Old Lantelme was well-acquainted with the classics. often he spoke of Latin writers like Terence or Tertillian, who were completely Greek to me. I hated Virgil, Cicero, Caesar and all those others we were obliged to read at school. Of Virgil, for example, I’ve only retained two phrases – ‘Rari nantes in gurgite vaste‘ [a few swimming in the vast deep] and ‘timeo danaos et dona ferentes.’ [I fear the Greeks, even when bringing gifts]
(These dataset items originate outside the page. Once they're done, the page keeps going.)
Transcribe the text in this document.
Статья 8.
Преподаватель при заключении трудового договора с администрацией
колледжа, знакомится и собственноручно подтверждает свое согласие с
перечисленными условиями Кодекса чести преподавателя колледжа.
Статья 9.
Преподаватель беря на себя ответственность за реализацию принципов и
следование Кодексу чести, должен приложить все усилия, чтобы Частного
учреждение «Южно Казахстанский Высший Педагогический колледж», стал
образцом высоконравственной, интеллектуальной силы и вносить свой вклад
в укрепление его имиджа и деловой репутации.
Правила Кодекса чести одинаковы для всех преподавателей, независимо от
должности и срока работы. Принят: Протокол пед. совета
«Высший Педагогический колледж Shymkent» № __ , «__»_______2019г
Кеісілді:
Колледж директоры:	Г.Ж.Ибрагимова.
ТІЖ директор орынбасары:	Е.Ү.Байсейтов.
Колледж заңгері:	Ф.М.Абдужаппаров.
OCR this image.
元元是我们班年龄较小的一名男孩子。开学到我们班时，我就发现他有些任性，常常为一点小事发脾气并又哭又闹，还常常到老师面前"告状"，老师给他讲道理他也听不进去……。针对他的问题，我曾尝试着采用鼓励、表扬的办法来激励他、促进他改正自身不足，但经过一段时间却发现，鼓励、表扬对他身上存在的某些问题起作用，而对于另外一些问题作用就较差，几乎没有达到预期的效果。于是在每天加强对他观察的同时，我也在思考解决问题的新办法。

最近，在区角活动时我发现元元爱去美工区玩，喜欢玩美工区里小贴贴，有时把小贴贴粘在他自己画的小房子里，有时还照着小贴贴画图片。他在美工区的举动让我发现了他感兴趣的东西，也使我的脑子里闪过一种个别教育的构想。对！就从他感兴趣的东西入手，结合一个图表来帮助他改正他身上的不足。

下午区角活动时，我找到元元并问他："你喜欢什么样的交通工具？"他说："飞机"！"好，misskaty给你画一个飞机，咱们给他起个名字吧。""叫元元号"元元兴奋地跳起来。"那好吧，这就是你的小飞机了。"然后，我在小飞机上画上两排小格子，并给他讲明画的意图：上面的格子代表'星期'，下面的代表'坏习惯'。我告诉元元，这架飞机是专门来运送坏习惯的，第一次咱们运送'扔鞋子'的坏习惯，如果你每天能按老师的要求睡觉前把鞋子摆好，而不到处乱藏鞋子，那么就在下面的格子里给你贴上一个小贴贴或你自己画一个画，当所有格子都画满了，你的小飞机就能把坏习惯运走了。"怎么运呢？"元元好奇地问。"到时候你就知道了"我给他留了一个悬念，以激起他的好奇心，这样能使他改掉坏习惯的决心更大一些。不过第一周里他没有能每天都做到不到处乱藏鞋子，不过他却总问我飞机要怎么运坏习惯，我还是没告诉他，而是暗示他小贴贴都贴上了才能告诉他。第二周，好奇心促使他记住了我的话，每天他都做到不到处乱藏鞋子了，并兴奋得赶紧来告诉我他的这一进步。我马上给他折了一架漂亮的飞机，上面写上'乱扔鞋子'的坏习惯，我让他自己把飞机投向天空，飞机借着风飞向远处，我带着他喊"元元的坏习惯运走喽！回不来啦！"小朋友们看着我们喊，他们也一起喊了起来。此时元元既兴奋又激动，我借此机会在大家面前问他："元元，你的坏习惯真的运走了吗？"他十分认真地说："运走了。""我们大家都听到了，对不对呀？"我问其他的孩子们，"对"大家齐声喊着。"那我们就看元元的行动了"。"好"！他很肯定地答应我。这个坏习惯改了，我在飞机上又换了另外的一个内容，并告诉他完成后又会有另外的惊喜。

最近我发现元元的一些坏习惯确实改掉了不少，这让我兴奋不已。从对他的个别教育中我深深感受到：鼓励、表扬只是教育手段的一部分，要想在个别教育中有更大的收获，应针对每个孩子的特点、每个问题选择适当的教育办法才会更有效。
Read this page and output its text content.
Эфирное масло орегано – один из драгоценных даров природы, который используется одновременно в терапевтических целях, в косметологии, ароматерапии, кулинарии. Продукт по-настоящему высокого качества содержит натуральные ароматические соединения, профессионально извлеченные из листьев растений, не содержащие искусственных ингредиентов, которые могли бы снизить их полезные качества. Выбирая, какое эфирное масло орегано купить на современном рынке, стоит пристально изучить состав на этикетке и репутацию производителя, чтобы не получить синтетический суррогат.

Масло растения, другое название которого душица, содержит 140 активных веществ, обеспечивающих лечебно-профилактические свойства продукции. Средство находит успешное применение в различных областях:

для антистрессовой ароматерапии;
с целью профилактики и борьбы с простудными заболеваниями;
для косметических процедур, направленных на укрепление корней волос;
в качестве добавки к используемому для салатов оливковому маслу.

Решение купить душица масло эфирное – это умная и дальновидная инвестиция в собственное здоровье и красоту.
Much more important than the Latin was our teacher Bulldog Holmes. That was a man who should have been living in an asylum. He always dressed as a gentleman, with a bowler hat and even a monocle. And he was always angry. When he got mad his lips trembled, and the veins at the side of his head swelled up with blood. During these fits of his he looked like a monster. Then one second later he became a gentleman again, all smiles, all friendliness. He used to pull himself up to his full height, raise his fist, and shout into it as if it was a trumpet: Hic, haec, hoc, huius, huius, huius, etc. etc. huic, huic, huic, and ordered us to repeat after him in an equally loud voice.